Google yesterday unveiled some new updates to its search engine results page which allow users to further filter and refine their searches based on categories such as time, content medium and content type.
Most of these features were already available to Googlers by entering commands into the search box, although now they’re available to the wider public, what insights should website owners take from this update?
The idea that a website can have a fixed rank for a fixed search term has been diminishing for a while now, and this update re-enforces the concept that a search result will no longer be the same for everyone.
No longer is ranking two-dimensional, determined simply by the search term and the country of the search. Now extra dimensions such as “Time” and “Content Category” have been added into the mix, providing and multitude of ways that a query can be displayed.
Google’s interest in Digg, the iGoogle user rated results, and the introduction of the “what’s popular” iGoogle gadget last month hints at just how personalised search results might become for us all.
Remember that Google’s aim is to deliver the most relevant and useful result to its user, and that not all users are the same.
We always knew that Google and web users in general love regularly updated sites and now with the added dimension of “time” now featuring in search results, the need for your site’s to be continuously updated with new content has become critical if you want to maintain an online presence.
Do you have news and blogs on your website? When was the last time you updated your site with new content? If it was last month, then you’ll have zero chance of appearing in the slice and dice results page.
The new "Forums" and "Reviews" filters are there to cater for people who are looking for unbiased useful information on their search topic. A lot of commercial sites struggle to give their audience a voice on their website, although for those that do the rewards in terms of both traffic and online reputation are huge.
With the introduction of rich snippets (see below), it’s probably fair to say that if you’re an e-commerce site selling a wide range of products, allowing users to rate & review your products has become very important.
Expect more filters to appear in the future, perhaps product, news and blog filters will appear on the results page?
Both the existing video filter menu item and new video filter highlights the increasing important of distributing your content through this medium.

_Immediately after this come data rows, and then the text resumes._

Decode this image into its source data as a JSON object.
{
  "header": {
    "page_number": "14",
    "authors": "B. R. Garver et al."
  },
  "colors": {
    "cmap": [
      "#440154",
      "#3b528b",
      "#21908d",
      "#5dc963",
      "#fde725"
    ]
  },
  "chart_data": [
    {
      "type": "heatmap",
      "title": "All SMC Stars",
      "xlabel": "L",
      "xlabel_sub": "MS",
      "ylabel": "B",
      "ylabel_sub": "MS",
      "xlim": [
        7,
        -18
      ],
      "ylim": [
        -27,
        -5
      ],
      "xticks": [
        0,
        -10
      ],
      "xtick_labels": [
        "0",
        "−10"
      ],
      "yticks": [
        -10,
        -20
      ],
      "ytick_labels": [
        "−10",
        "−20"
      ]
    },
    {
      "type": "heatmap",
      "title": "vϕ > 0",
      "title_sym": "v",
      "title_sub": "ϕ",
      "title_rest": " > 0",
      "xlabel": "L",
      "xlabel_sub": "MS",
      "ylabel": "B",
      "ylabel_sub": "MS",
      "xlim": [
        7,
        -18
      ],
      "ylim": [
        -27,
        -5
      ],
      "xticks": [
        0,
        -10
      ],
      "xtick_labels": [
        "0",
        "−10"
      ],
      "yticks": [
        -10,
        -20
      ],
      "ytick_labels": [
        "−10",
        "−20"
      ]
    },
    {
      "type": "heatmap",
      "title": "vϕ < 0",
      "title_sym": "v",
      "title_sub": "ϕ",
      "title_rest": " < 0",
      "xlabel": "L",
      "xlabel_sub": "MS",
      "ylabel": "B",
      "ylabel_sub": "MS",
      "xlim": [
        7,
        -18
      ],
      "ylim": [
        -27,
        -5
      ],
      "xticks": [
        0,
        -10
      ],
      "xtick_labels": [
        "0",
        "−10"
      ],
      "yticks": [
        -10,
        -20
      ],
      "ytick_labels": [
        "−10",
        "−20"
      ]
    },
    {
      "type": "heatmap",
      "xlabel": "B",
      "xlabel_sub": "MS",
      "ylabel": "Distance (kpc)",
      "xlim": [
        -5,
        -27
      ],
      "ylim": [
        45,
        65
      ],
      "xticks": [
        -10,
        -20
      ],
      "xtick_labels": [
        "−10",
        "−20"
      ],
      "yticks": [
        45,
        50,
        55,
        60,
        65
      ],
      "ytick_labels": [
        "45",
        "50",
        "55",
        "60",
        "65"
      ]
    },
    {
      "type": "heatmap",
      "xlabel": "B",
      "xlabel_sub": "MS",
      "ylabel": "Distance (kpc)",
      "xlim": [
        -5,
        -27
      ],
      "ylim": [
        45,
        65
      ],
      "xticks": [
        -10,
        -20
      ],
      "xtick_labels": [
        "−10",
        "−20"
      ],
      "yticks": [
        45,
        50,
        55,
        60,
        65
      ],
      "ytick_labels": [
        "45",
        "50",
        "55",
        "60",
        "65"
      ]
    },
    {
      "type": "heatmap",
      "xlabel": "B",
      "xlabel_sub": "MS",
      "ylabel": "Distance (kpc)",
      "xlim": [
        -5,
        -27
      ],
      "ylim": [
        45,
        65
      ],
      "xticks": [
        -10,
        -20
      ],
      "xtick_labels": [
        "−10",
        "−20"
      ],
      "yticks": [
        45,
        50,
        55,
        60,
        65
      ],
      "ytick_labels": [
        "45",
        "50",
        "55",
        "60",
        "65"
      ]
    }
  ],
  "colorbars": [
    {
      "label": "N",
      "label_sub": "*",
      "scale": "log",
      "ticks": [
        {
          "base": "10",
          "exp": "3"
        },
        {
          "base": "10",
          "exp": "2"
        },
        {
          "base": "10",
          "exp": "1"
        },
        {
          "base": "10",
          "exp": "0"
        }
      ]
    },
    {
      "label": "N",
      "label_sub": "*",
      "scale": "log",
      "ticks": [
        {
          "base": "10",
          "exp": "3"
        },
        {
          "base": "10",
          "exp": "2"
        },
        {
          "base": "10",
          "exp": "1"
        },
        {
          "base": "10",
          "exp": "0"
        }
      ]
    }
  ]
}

The introduction of rich snippets last month leading up to this update indicates how Google are hoping to understand website to enhance the user’s experience of search results. Although not directly related to the lastest search results update it's an important development that will likely feature in how Google understands content when it aggregates search results.
The idea is by reading hidden information in your page code using the existing microformats of RDFa markup format, Google will be able to quickly determine key information such as author, date or rating, and then display this in the search results.
For sites that post regularly updated content such as blogs, reviews and products this will be something they need to embrace as the format is gradually rolled out this year.
All your content should be distributed through all of the many feed formats available. Google sitemaps, Newsmaps, Google Base, and RSS are all essential ways of informing Google about your dynamic content and enabling it place your content accurately in the new slice and dice results page.
The inclusion of the “Wonder Wheel” and “Related Searches” will invite users to explore the range of topics within their initial search. Sites that contain rich content covering the full breadth of their topic will no doubt benefit from this new exploratory way of searching.
The addition of the “More Text” option also allows users to preview the main content of the site in their results page, so it’s important to ensure that all your pages contain good quality content within the body as this can now be view before people even click through to your site.
Nothing has changed in Google’s policy with this update. The aim remains the same: provide users with the most useful and relevant results to their query and reward websites that provide the best quality content.